In fact, the one year anniversary of my diagnosis came and passed without me realising. I can’t quite remember which day in August it even was… And should I be counting it from the day the dental specialist said ’the biopsy came back and it’s cancer but I don’t really know any details’ or should I count from the first meeting with my Oncologist when I found out more about the diagnosis? Or when I started chemo? Or when the tumour was cut out? Or when I had my first scan results that said ‘you might still have cancer but we can’t see it in the scans yet…?’ Or do I wait until I’ve hit the 5 year mark and count from then?
See how bad I am at this? I’d find it exhausting to keep track of all these things, it’s hard enough to remember everyone’s birthdays! I guess I’ve never been one to dwell on the past, I don’t turn past times into memories to mourn. The only real relevance it has on my future is to remind me to take it easy on myself and to keep doing things that make me happy as much as possible.
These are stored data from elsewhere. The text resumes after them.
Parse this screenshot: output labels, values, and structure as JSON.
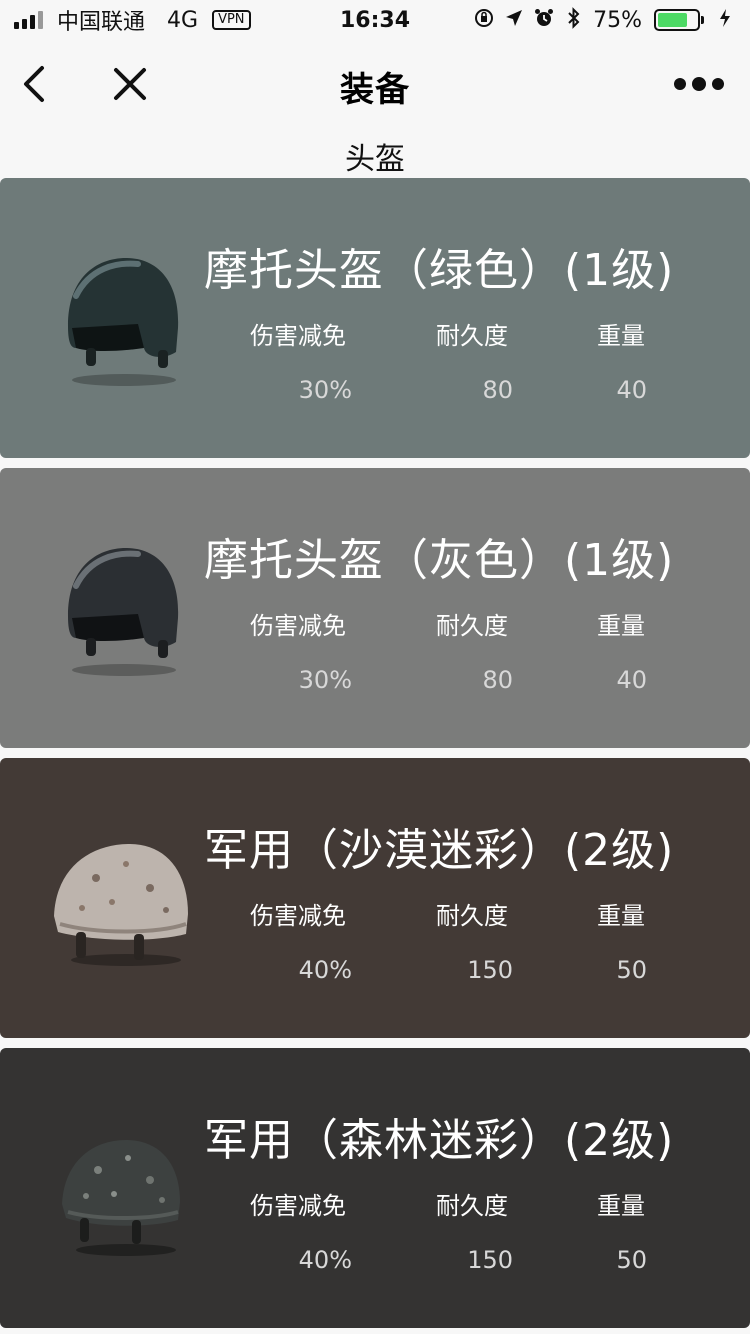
{
  "status_bar": {
    "carrier": "中国联通",
    "network": "4G",
    "vpn": "VPN",
    "time": "16:34",
    "battery_percent": "75%",
    "battery_level": 0.75,
    "icons": [
      "orientation-lock-icon",
      "location-arrow-icon",
      "alarm-icon",
      "bluetooth-icon",
      "charging-bolt-icon"
    ]
  },
  "nav": {
    "title": "装备",
    "back_icon": "chevron-left-icon",
    "close_icon": "close-icon",
    "more_icon": "more-dots-icon"
  },
  "category": "头盔",
  "stat_labels": {
    "damage_reduction": "伤害减免",
    "durability": "耐久度",
    "weight": "重量"
  },
  "items": [
    {
      "name": "摩托头盔（绿色）(1级)",
      "damage_reduction": "30%",
      "durability": "80",
      "weight": "40",
      "bg": "#6e7a79",
      "icon": "motorcycle-helmet-green-icon"
    },
    {
      "name": "摩托头盔（灰色）(1级)",
      "damage_reduction": "30%",
      "durability": "80",
      "weight": "40",
      "bg": "#7b7c7b",
      "icon": "motorcycle-helmet-gray-icon"
    },
    {
      "name": "军用（沙漠迷彩）(2级)",
      "damage_reduction": "40%",
      "durability": "150",
      "weight": "50",
      "bg": "#433a36",
      "icon": "military-helmet-desert-icon"
    },
    {
      "name": "军用（森林迷彩）(2级)",
      "damage_reduction": "40%",
      "durability": "150",
      "weight": "50",
      "bg": "#343332",
      "icon": "military-helmet-forest-icon"
    }
  ]
}
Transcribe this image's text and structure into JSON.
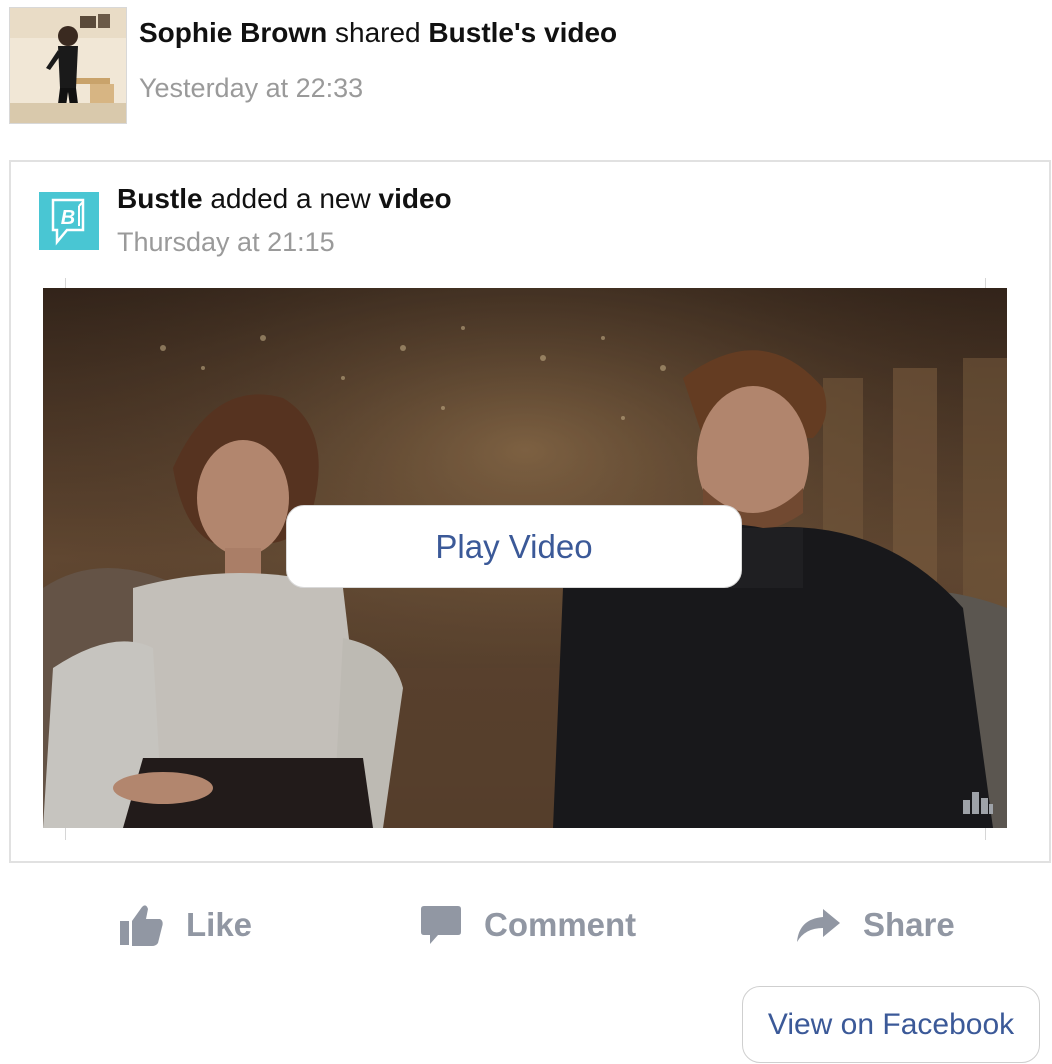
{
  "post": {
    "author": "Sophie Brown",
    "verb": "shared",
    "page_possessive": "Bustle's",
    "object": "video",
    "timestamp": "Yesterday at 22:33"
  },
  "shared_card": {
    "page_name": "Bustle",
    "action_text": "added a new",
    "object": "video",
    "timestamp": "Thursday at 21:15",
    "logo_letter": "B"
  },
  "video": {
    "play_label": "Play Video"
  },
  "actions": {
    "like": "Like",
    "comment": "Comment",
    "share": "Share"
  },
  "view_on_facebook": "View on Facebook",
  "colors": {
    "facebook_blue": "#3b5998",
    "action_gray": "#9197a3",
    "timestamp_gray": "#9a9a9a",
    "bustle_teal": "#49c6d3"
  },
  "icons": [
    "thumbs-up-icon",
    "comment-bubble-icon",
    "share-arrow-icon",
    "bar-chart-icon"
  ]
}
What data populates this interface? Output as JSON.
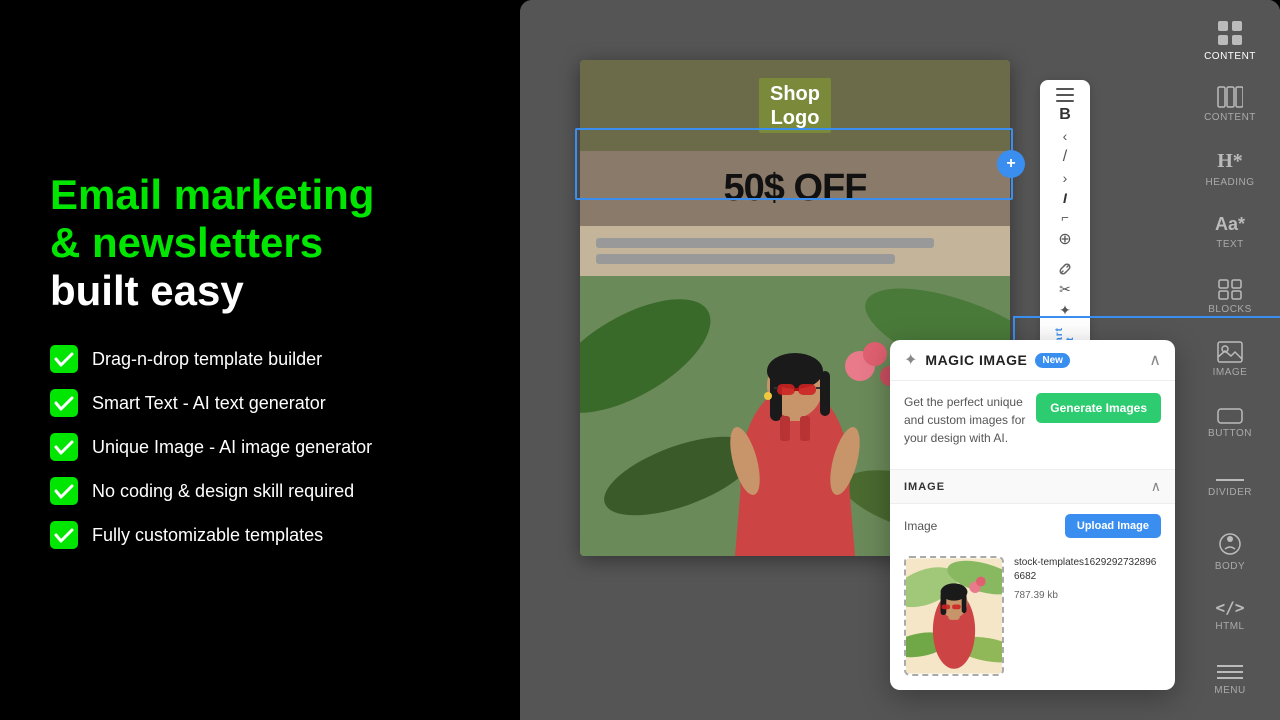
{
  "left": {
    "headline_green": "Email marketing\n& newsletters",
    "headline_white": "built easy",
    "features": [
      "Drag-n-drop template builder",
      "Smart Text - AI text generator",
      "Unique Image - AI image generator",
      "No coding & design skill required",
      "Fully customizable templates"
    ]
  },
  "editor": {
    "shop_logo_line1": "Shop",
    "shop_logo_line2": "Logo",
    "heading": "50$ OFF",
    "text_line1_width": "85%",
    "text_line2_width": "65%"
  },
  "right_toolbar": {
    "items": [
      {
        "id": "content",
        "label": "Content",
        "icon": "⊞"
      },
      {
        "id": "columns",
        "label": "Columns",
        "icon": "⊟"
      },
      {
        "id": "heading",
        "label": "Heading",
        "icon": "H"
      },
      {
        "id": "text",
        "label": "Text",
        "icon": "Aa"
      },
      {
        "id": "blocks",
        "label": "Blocks",
        "icon": "⊞"
      },
      {
        "id": "image",
        "label": "Image",
        "icon": "🖼"
      },
      {
        "id": "button",
        "label": "Button",
        "icon": "◻"
      },
      {
        "id": "divider",
        "label": "Divider",
        "icon": "—"
      },
      {
        "id": "body",
        "label": "Body",
        "icon": "○"
      },
      {
        "id": "html",
        "label": "HTML",
        "icon": "<>"
      },
      {
        "id": "menu",
        "label": "Menu",
        "icon": "≡"
      }
    ]
  },
  "magic_panel": {
    "title": "MAGIC IMAGE",
    "badge": "New",
    "description": "Get the perfect unique and custom images for your design with AI.",
    "generate_button": "Generate Images",
    "image_section_label": "IMAGE",
    "image_label": "Image",
    "upload_button": "Upload Image",
    "filename": "stock-templates16292927328966682",
    "filesize": "787.39 kb"
  },
  "left_toolbar": {
    "icons": [
      "≡",
      "B",
      "‹",
      "/",
      "›",
      "I",
      "⌐",
      "⊕",
      "🔗",
      "✂",
      "✦",
      "▶",
      "‹",
      "▲",
      "‹",
      "✕",
      "✕",
      "⊙",
      "⚡"
    ]
  }
}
In Hamlet, Shakespeare wrote “There is nothing either good or bad, but thinking makes it so.”
By dwelling on that diagnosis date with fear and a heavy heart, we create ourselves more stress and anxiety than necessary. We keep ourselves stuck in some past time without really being able to move forward. They say the best way to get over a relationship that ends is to cut off all ties with your ex. Well you can’t cut off all ties with memories, nor with the hospital you must return to for scans, but you can cut off ties with the bad thoughts that refuse to let it all go and prevent you from moving on.
Diagnosis date is the date that they finally took you seriously and confirmed that you’re not going mad, there is something wrong.
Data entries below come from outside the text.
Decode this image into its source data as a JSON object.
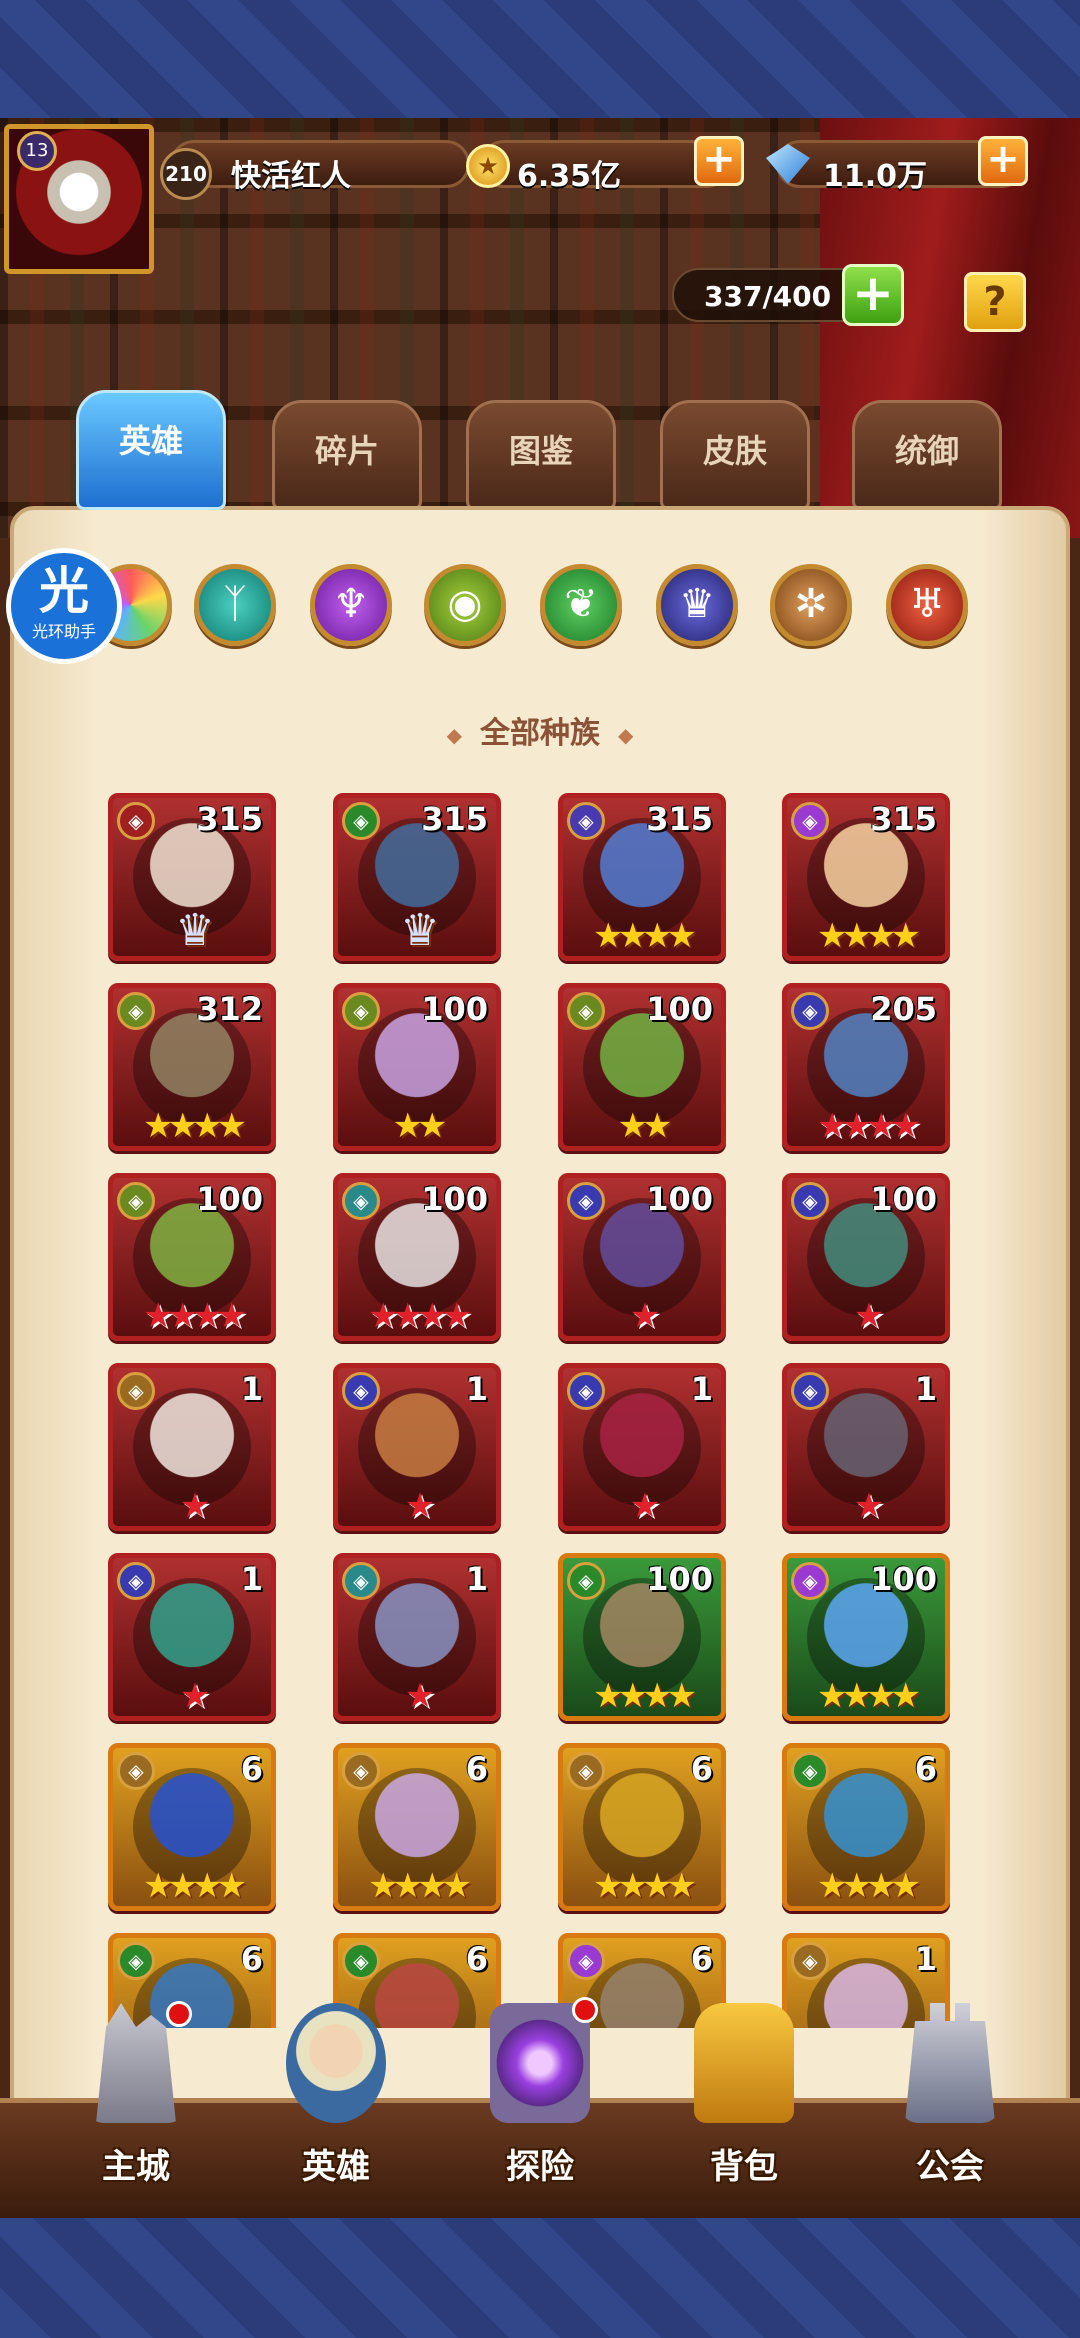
{
  "player": {
    "level": "13",
    "vip": "210",
    "name": "快活红人",
    "gold": "6.35亿",
    "gems": "11.0万"
  },
  "capacity": {
    "text": "337/400"
  },
  "help": {
    "label": "?"
  },
  "tabs": [
    {
      "label": "英雄"
    },
    {
      "label": "碎片"
    },
    {
      "label": "图鉴"
    },
    {
      "label": "皮肤"
    },
    {
      "label": "统御"
    }
  ],
  "badge": {
    "big": "光",
    "small": "光环助手"
  },
  "race_filter": {
    "title": "全部种族"
  },
  "heroes": [
    {
      "lvl": "315",
      "star_kind": "crown",
      "stars": 2
    },
    {
      "lvl": "315",
      "star_kind": "crown",
      "stars": 2
    },
    {
      "lvl": "315",
      "star_kind": "gold",
      "stars": 4
    },
    {
      "lvl": "315",
      "star_kind": "gold",
      "stars": 4
    },
    {
      "lvl": "312",
      "star_kind": "gold",
      "stars": 4
    },
    {
      "lvl": "100",
      "star_kind": "gold",
      "stars": 2
    },
    {
      "lvl": "100",
      "star_kind": "gold",
      "stars": 2
    },
    {
      "lvl": "205",
      "star_kind": "red",
      "stars": 4
    },
    {
      "lvl": "100",
      "star_kind": "red",
      "stars": 4
    },
    {
      "lvl": "100",
      "star_kind": "red",
      "stars": 4
    },
    {
      "lvl": "100",
      "star_kind": "red",
      "stars": 1
    },
    {
      "lvl": "100",
      "star_kind": "red",
      "stars": 1
    },
    {
      "lvl": "1",
      "star_kind": "red",
      "stars": 1
    },
    {
      "lvl": "1",
      "star_kind": "red",
      "stars": 1
    },
    {
      "lvl": "1",
      "star_kind": "red",
      "stars": 1
    },
    {
      "lvl": "1",
      "star_kind": "red",
      "stars": 1
    },
    {
      "lvl": "1",
      "star_kind": "red",
      "stars": 1
    },
    {
      "lvl": "1",
      "star_kind": "red",
      "stars": 1
    },
    {
      "lvl": "100",
      "star_kind": "gold",
      "stars": 4
    },
    {
      "lvl": "100",
      "star_kind": "gold",
      "stars": 4
    },
    {
      "lvl": "6",
      "star_kind": "gold",
      "stars": 4
    },
    {
      "lvl": "6",
      "star_kind": "gold",
      "stars": 4
    },
    {
      "lvl": "6",
      "star_kind": "gold",
      "stars": 4
    },
    {
      "lvl": "6",
      "star_kind": "gold",
      "stars": 4
    },
    {
      "lvl": "6",
      "star_kind": "gold",
      "stars": 0
    },
    {
      "lvl": "6",
      "star_kind": "gold",
      "stars": 0
    },
    {
      "lvl": "6",
      "star_kind": "gold",
      "stars": 0
    },
    {
      "lvl": "1",
      "star_kind": "gold",
      "stars": 0
    }
  ],
  "nav": [
    {
      "label": "主城"
    },
    {
      "label": "英雄"
    },
    {
      "label": "探险"
    },
    {
      "label": "背包"
    },
    {
      "label": "公会"
    }
  ]
}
Diagnosis date is the date that the whole world seemed to jump into action to do everything they could for you.
Diagnosis date is the date that this problem that had been lurking within you could finally start getting treated.
Diagnosis date is when you learnt who your true friends are and no longer had to deal with those who weren’t.
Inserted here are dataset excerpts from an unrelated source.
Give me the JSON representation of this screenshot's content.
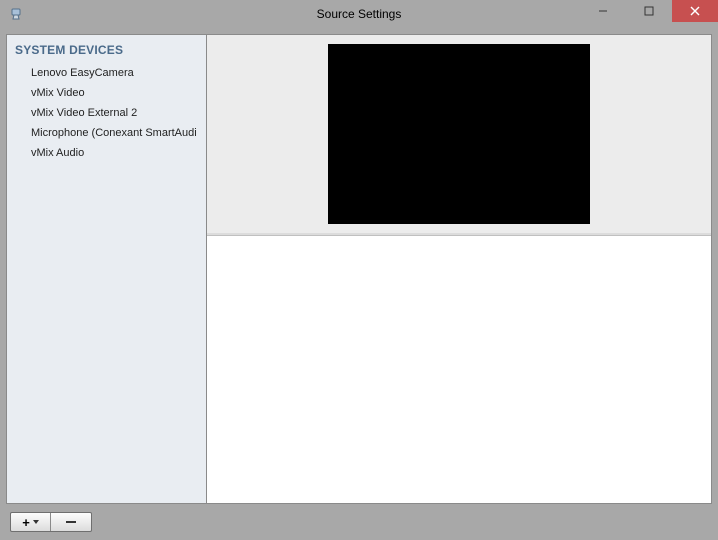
{
  "window": {
    "title": "Source Settings"
  },
  "sidebar": {
    "header": "SYSTEM DEVICES",
    "items": [
      "Lenovo EasyCamera",
      "vMix Video",
      "vMix Video External 2",
      "Microphone (Conexant SmartAudi",
      "vMix Audio"
    ]
  },
  "colors": {
    "close_bg": "#c75050",
    "chrome_bg": "#a8a8a8",
    "sidebar_bg": "#e9edf2",
    "header_fg": "#4a6a8a"
  }
}
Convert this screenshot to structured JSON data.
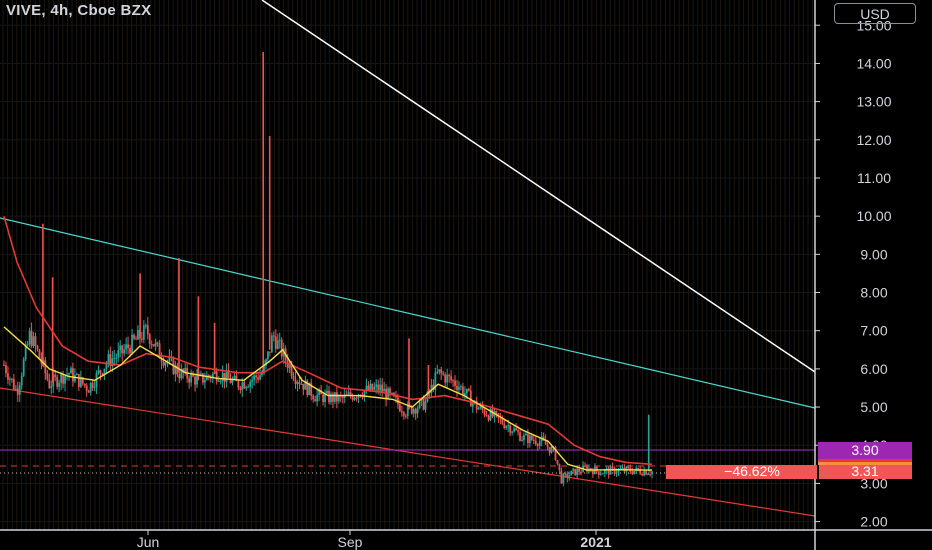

Diagnosis date is many things, but what it should not be is a yearly chance to wallow in self pity, obsess over what was, or keep you emotionally tied to a period of your life when you were incredibly ill and struggling.
And the date of your first NED scan or the first sign of being in remission should be something that sets you free of your cancer, not something that defines the rest of your life by counting every day since. Yes, you had cancer (and maybe you still have cancer related things to do), but that’s not who you are, and that’s not all you will be. Spread your wings and fly to freedom, hopefully forever, or at least as long as you are able. Enjoy every precious moment for what it is, not purposefully in the shadow of cancer.
The other day someone asked how long it had been since I finished chemo, and I was shocked to realise it was now over a year. Which goes to follow that my ‘year anniversary’ of surgery is coming up soon too. No doubt it will also pass without me noticing. What good is it to hold on to these days? What use is there to clinging to anxieties that have passed? It’s not something we need to keep coming back to by nature of a specific date.
I hear you ask: ‘But what if I use it as a reminder of how far I’ve come and that I should make the most of every day? What if I already do see it in a positive light?’
I say do whatever works for you! But why can’t every single day you are alive and the sun rises and you breathe fresh air into your lungs be a reminder of how precious life is? And personally, I’ve always been a fan of making the end of every year a time to reflect on where I was a year ago and where I am now. And even to think about where I’m going to be in a year’s time. I don’t do resolutions, but I do reflections and goals. I think there is a risk we get too preoccupied with cancer, and it’s fair to, it’s (hopefully) the biggest thing we will ever have to face in life. But let’s stop dwelling on it and let it go. Focus our attention on all the many beautiful things around us, not this one thing that happened to us.